The burden of proof should be on the policy maker and subsidizer to ensure the purported goals of spending tax many are met.

My wife works in public procurement for research, but there too suggesting such a thing is taboo.

This is of course by design: subsidies are a political tool for passivation of opposition, soft bribery and economic channeling of economic and societal outcomes. The less oversight and transparency the better.

The Flanders region only got a publicly and centralised database of (some) subsidy channels in 2019, after decades of liberal and right-leaning people lobbying for transparency.

There is no such initiative for our federal government.

4 comments

Why?

What is the harm in letting people live their lives producing art without a freaking OKR tracking their output?

I always find it fascinating how people assume that if you're not slaving away making someone else richer, it's a problem.

The argument is always something in the lines of "I'm paying for it". Well, we all know that if the only people actually making money out of our society paid their fair share, we'd be able to subsidize programs like these and much more without a problem.

People contribute to society in ways other than working. We simply choose to not value any of it in today's society.

It's not like these people are buying yachts, right? It feels so petty to me when we complain about helping out people with the bare minimum.

The question is whether or not this money could serve Belgians better if spent elsewhere, even with the exact same goal of supporting artists. We measure outcomes because it ties up a finite resource.
How do you know they are in fact ‘producing art’ without keeping track via some system?

There are too many subsidy receivers for anyone to ever visit in their life, even if they spend 40 hours a week 50 weeks a year visiting them.

You can pay prizes after the fact for especially impressive art. Or even award grants in advance for especially impressive art-proposals. Similar to how we fund most academic research. That's likely to be a lot more effective than generalized subsidies if most art turns out to be just mediocre and forgettable.
> You would think policy makers have an obligation to track this, but they don't. There are no studies, KPIs or attempts at tracking effectiveness of subsidy policy.

Reminds me of education. Being from the most educated jurisdiction in the most educated country, everyone is sure we need to fund it, but nobody seems to know what we get from it. The usual suspects (stronger economy, more engaged society, more progressive socially, etc.) that everyone loves to attribute to education lag behind much of the rest of the much-less-educated world...

> The burden of proof should be on the policy maker and subsidizer to ensure the purported goals of spending tax many are met.

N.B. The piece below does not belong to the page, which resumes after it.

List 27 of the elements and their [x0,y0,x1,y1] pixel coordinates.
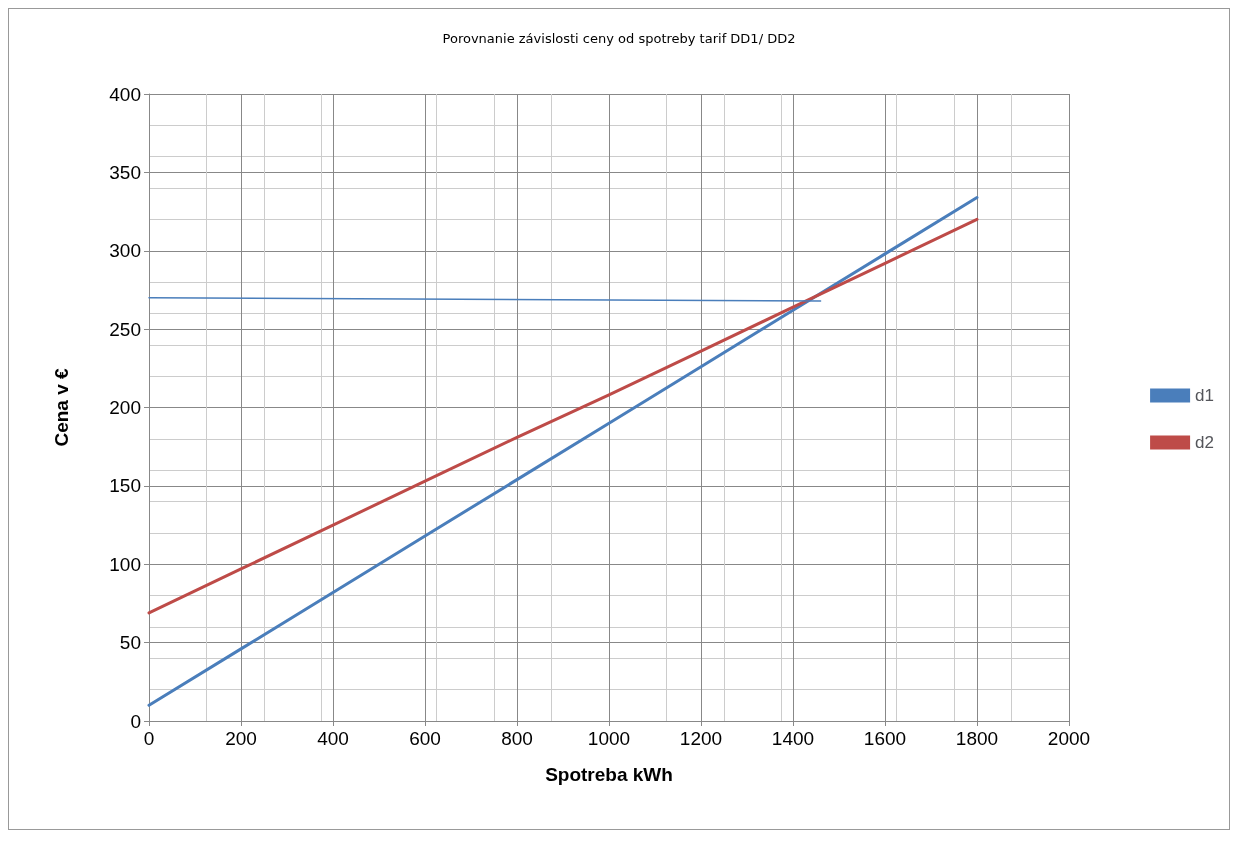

The burden on policy markers is simply to keep the bosses (i.e. the general public) happy. The burden of proof rests on the public at large to justify their goals to the policy makers, perhaps, but is that really necessary? If the people want something arbitrary because it makes them feel good, why not? The universe doesn't care.

That strikes me as likely to do more harm than good, and research is a good example. We already have major problems with research quality because publication quantity has risen as important metric. I can't think of a metric for art quality that wouldn't introduce all sorts of terrible incentives and disincentives.
So the alternative is nothing? If someone's receiving funding to create art, asking them to show that they've done something with that money and that they're not just buying booze/drugs and throwing parties for them and their friends with the money that the government is giving them to create art doesn't seem like asking too much.
That seems like a false dichotomy to me. Aren't there more ways to run things than a binary "user narrow numeric KPIs" vs "people doing absolutely anything"?
Given my understanding of the modern state of Art, they would simply pivot to making the parties be the artform.
Well, as long as I'm invited :)
>You would think policy makers have an obligation to track this, but they don't.

Its not for the policy makers to descide what is good art or not.